He National Health Service is to hand over a key role in handling patient data and share a £480m contract to US spy tech firm Palantir this week, The Guardian can reveal.
NHS England is set to confirm Palantir’s joint bid with professional services firm Accenture to run the new NHS “federated data platform” (FDP) has been successful.
It is preparing to make an announcement on Tuesday that is likely to spark intense debate over the security of patient data, public trust in the NHS and Palantir’s suitability to participate in the FDP. The build of the platform is the largest IT contract the NHS has ever awarded.
The contract will be for five years but could be extended to seven.
The platform is designed to help individual hospital trusts and NHS integrated care systems (regional groupings of trusts) share information and “talk” to each other more easily.
NHS bosses and Professor Sir Chris Whitty, England’s chief medical officer, insist the FDP will improve patient care and prevent patients from having to explain what is happening to them to multiple members of staff.
Palantir is best known for its work with military and intelligence agencies in the United States, the United Kingdom and elsewhere, such as the CIA. The company gained a foothold in the NHS in March 2020 when, at the invitation of the government, it began analyzing huge amounts of health service data to help with the official response to the developing Covid pandemic.
Peter Thiel, the billionaire chairman and founder of Palantir, came under fire in January after he said in an Oxford Union debate that the British people’s deep affection for the NHS It was equivalent to “Stockholm syndrome”.
In the debate Thiel, who endorsed Donald Trump’s successful bid for the White House in 2016 and became part of his post-election transition team, he also said of the NHS that “in theory, you just tear everything out of the ground and start again.” He also claimed that the NHS “makes people sick”.
NHS England also received bids for the FDP from Quantexa, a British company, along with IBM, and from Oracle Cerner. Palantir already helps the NHS process data and works for the UK Ministry of Defence.

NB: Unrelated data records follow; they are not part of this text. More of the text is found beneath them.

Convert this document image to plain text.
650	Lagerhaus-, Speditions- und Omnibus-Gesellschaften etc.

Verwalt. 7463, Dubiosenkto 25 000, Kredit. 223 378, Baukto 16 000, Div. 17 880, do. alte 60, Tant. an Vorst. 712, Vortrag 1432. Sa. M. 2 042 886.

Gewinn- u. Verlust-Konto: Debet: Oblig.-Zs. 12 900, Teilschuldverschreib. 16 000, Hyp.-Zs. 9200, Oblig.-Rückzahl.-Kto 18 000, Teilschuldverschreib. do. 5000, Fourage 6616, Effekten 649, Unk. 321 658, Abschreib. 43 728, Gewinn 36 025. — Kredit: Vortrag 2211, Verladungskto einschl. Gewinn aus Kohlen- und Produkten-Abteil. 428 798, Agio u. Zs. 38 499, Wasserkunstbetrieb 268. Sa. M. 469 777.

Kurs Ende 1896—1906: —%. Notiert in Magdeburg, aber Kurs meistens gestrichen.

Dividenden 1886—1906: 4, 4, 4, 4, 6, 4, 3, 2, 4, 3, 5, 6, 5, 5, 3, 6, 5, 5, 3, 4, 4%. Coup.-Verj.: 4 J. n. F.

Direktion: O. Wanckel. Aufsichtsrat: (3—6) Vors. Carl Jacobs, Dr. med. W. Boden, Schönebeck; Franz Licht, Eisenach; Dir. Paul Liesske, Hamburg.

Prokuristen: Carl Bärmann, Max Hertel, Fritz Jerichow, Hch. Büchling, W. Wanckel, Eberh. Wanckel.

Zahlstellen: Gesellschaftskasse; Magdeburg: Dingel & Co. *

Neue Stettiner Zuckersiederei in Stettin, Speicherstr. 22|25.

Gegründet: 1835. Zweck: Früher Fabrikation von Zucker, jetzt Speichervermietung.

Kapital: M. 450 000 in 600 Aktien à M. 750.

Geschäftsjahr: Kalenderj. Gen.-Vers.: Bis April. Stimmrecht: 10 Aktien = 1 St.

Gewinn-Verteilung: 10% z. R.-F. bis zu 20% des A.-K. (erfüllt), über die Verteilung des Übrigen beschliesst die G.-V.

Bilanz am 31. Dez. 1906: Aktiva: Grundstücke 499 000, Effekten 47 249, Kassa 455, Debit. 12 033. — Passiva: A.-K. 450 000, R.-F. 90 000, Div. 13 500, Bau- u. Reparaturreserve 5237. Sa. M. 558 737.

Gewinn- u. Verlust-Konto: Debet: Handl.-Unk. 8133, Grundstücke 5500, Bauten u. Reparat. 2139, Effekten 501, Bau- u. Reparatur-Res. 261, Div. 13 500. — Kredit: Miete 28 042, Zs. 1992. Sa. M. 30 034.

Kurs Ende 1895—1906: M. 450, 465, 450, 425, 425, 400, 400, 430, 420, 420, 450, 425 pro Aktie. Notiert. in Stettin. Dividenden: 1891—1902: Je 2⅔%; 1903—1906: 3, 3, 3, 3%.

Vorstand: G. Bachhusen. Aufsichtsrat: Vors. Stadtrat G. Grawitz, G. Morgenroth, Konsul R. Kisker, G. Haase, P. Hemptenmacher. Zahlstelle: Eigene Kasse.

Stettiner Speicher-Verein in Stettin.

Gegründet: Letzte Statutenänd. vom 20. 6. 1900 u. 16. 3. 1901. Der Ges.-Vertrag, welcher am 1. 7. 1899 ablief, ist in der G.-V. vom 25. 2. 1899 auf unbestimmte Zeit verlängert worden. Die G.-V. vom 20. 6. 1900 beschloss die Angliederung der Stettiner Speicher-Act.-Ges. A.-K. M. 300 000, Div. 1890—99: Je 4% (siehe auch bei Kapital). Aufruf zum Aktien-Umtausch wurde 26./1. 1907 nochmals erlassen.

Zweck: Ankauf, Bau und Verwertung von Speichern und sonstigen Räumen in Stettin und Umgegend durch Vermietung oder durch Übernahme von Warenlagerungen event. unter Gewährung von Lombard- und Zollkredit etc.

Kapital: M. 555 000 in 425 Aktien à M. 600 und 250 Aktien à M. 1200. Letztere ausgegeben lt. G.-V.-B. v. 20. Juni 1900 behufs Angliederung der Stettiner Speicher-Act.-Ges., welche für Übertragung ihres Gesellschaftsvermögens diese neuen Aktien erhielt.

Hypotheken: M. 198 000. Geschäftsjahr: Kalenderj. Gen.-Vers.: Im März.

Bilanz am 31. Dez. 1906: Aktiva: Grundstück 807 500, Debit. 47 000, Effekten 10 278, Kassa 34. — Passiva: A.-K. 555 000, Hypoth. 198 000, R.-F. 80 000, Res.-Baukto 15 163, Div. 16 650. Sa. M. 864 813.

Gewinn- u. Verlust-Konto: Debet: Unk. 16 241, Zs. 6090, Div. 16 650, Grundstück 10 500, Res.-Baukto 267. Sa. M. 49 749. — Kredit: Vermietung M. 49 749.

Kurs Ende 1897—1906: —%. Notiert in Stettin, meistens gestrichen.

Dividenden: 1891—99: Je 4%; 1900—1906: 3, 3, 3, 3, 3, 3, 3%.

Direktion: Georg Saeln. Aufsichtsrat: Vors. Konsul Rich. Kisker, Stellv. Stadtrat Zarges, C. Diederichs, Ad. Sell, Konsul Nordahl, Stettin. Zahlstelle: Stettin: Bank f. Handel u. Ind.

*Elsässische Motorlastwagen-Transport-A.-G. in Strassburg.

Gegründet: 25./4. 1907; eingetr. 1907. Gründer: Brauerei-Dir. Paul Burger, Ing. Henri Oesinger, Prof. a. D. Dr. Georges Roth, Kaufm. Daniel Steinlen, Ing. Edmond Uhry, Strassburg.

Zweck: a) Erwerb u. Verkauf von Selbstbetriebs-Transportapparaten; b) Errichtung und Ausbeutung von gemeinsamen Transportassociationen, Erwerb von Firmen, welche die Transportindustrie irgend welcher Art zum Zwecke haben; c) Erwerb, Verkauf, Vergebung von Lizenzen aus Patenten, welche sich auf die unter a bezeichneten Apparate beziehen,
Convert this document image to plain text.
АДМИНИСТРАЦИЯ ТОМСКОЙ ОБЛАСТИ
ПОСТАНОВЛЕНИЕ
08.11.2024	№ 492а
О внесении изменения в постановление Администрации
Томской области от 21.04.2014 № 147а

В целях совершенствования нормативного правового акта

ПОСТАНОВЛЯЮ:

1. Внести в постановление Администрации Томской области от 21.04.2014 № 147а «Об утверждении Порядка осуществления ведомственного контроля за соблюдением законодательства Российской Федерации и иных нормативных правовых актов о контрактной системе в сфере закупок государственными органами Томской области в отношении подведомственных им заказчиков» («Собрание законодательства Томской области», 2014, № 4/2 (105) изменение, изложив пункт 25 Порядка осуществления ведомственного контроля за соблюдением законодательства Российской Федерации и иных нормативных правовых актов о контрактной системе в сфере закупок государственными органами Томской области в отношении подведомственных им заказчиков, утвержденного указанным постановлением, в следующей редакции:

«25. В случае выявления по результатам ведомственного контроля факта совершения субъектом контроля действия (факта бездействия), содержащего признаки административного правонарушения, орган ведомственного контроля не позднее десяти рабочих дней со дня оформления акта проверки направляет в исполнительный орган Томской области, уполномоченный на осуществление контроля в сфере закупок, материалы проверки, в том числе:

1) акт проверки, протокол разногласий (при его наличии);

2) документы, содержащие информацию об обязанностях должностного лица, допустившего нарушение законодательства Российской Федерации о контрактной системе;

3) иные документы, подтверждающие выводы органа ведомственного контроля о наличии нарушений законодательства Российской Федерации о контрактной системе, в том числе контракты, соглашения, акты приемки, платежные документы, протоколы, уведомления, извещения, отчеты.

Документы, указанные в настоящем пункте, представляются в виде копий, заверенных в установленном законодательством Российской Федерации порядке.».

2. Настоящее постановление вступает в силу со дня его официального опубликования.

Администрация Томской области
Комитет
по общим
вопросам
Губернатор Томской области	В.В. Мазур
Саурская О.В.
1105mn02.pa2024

The British Medical Association, the doctors’ union, recently wrote to the then health secretary, Steve Barclay, detailing a number of serious concerns that involve privacy and ethics, both about the FDP and about Palantir in particular.
In a Commons debate this month, David Davis, the former Brexit secretary, said Palantir’s close relationship with the CIA meant it was “not the right company to put in charge of our valuable data resource.” Even if he behaved perfectly, no one would trust him,” he told parliamentarians.
In a recent blog postProfessor Sir Stephen Powis, medical director of NHS England, and other senior staff explained that the FDP “will allow NHS organizations to bring together operational data, currently stored in separate systems, to help staff access the information they need in one safe place. and safe environment.”
They added: “This could be the number of beds in a hospital, the size of waiting lists (for) elective care services or the availability of medical supplies.”
Palantir waged a sustained lobbying campaign to win the contract. It hired consulting firm Global Counsel and benefited from the help of several well-connected key players there, including former Conservative health minister Nicola Blackwood and Matthew Swindells, former deputy chief executive of NHS England, the New York Times reported in September.